- #1

kafn8

## Homework Statement

A particle of mass m is initially at rest at x = 0.

It is acted upon by a force [itex]F = A cosh (\beta t)[/itex] (1)

A) Show that at very small values of t, the position is approximately given by [itex]x(t) = \frac{1}{2}\frac{F_0}{m}t^2[/itex] (2),

where [itex]F_0[/itex] is the force at [itex]t =0[/itex]

## Homework Equations

## The Attempt at a Solution

If [itex]F(t) = Acosh(\beta t) = ma(t)[/itex]

then [itex]a(t) = \frac{A}{m}cosh(\beta t)[/itex]

Integrating twice yields the position such that

[itex]x(t) = \frac{A}{\beta^2 m}\left[ cosh(\beta t) - 1 \right][/itex], (3)

Also, [itex]F_0(t=0)=m\left[\frac{A}{m}cosh(\beta(0)) \right]=A[/itex]

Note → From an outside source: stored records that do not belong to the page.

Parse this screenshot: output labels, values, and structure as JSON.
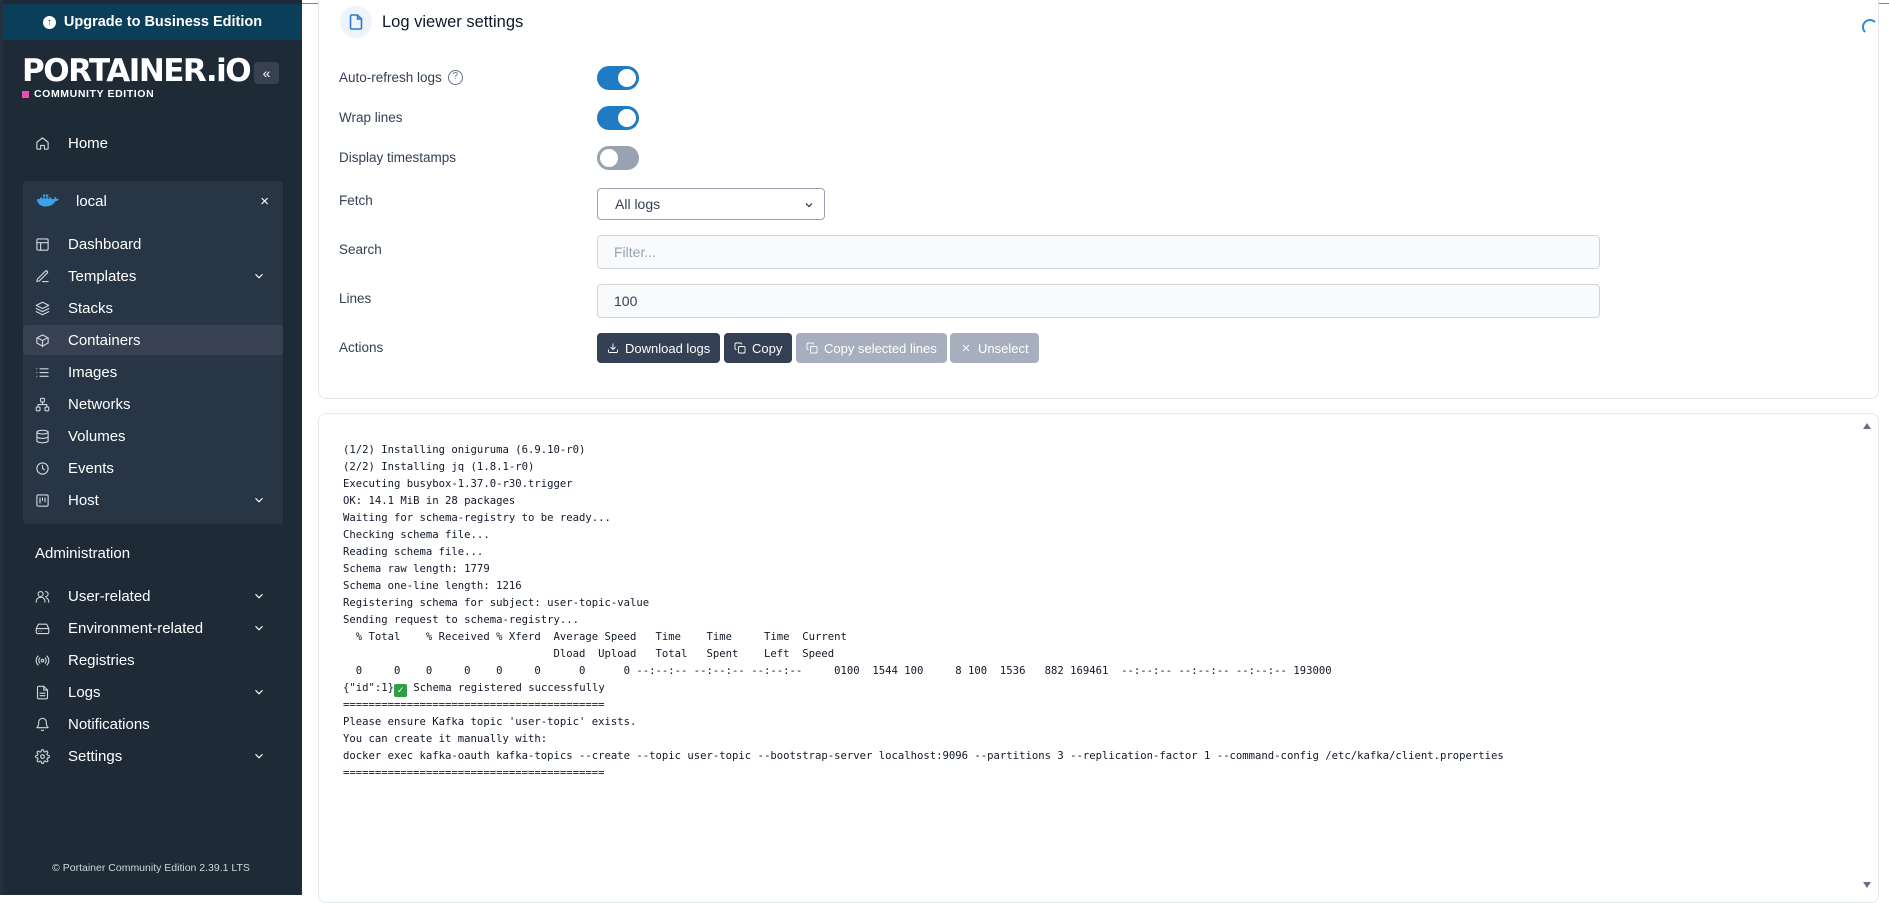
{
  "sidebar": {
    "upgrade_label": "Upgrade to Business Edition",
    "brand": "PORTAINER.iO",
    "edition": "COMMUNITY EDITION",
    "collapse_icon": "«",
    "home": "Home",
    "environment": {
      "name": "local",
      "close": "×"
    },
    "env_items": {
      "dashboard": "Dashboard",
      "templates": "Templates",
      "stacks": "Stacks",
      "containers": "Containers",
      "images": "Images",
      "networks": "Networks",
      "volumes": "Volumes",
      "events": "Events",
      "host": "Host"
    },
    "administration": "Administration",
    "admin_items": {
      "user_related": "User-related",
      "environment_related": "Environment-related",
      "registries": "Registries",
      "logs": "Logs",
      "notifications": "Notifications",
      "settings": "Settings"
    },
    "footer": "© Portainer Community Edition 2.39.1 LTS",
    "active_item": "Containers"
  },
  "settings": {
    "title": "Log viewer settings",
    "auto_refresh_label": "Auto-refresh logs",
    "auto_refresh_on": true,
    "wrap_lines_label": "Wrap lines",
    "wrap_lines_on": true,
    "display_timestamps_label": "Display timestamps",
    "display_timestamps_on": false,
    "fetch_label": "Fetch",
    "fetch_value": "All logs",
    "search_label": "Search",
    "search_placeholder": "Filter...",
    "lines_label": "Lines",
    "lines_value": "100",
    "actions_label": "Actions",
    "buttons": {
      "download": "Download logs",
      "copy": "Copy",
      "copy_selected": "Copy selected lines",
      "unselect": "Unselect"
    }
  },
  "logs": {
    "lines": [
      "(1/2) Installing oniguruma (6.9.10-r0)",
      "(2/2) Installing jq (1.8.1-r0)",
      "Executing busybox-1.37.0-r30.trigger",
      "OK: 14.1 MiB in 28 packages",
      "Waiting for schema-registry to be ready...",
      "Checking schema file...",
      "Reading schema file...",
      "Schema raw length: 1779",
      "Schema one-line length: 1216",
      "Registering schema for subject: user-topic-value",
      "Sending request to schema-registry...",
      "  % Total    % Received % Xferd  Average Speed   Time    Time     Time  Current",
      "                                 Dload  Upload   Total   Spent    Left  Speed",
      "  0     0    0     0    0     0      0      0 --:--:-- --:--:-- --:--:--     0100  1544 100     8 100  1536   882 169461  --:--:-- --:--:-- --:--:-- 193000"
    ],
    "success_prefix": "{\"id\":1}",
    "success_text": " Schema registered successfully",
    "lines_after": [
      "=========================================",
      "Please ensure Kafka topic 'user-topic' exists.",
      "You can create it manually with:",
      "docker exec kafka-oauth kafka-topics --create --topic user-topic --bootstrap-server localhost:9096 --partitions 3 --replication-factor 1 --command-config /etc/kafka/client.properties",
      "========================================="
    ]
  }
}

With that out of the way, I've tried taking the limit of (3) as [itex]t \rightarrow 0[/itex] but end up with the following:

$$\lim_{t \rightarrow 0}x(t) = \lim_{t \rightarrow 0} \frac{A}{\beta^2 m}\left[ cosh(\beta (0)) - 1 \right]$$

$$= \frac{A}{\beta^2 m}\left[ (1) - 1 \right]$$

$$= 0$$

But all this says is that for very small values of time, the particle barely moves away from x=0. This does not directly confirm that (2) is a good approximation. Any guidance is much needed and greatly appreciated!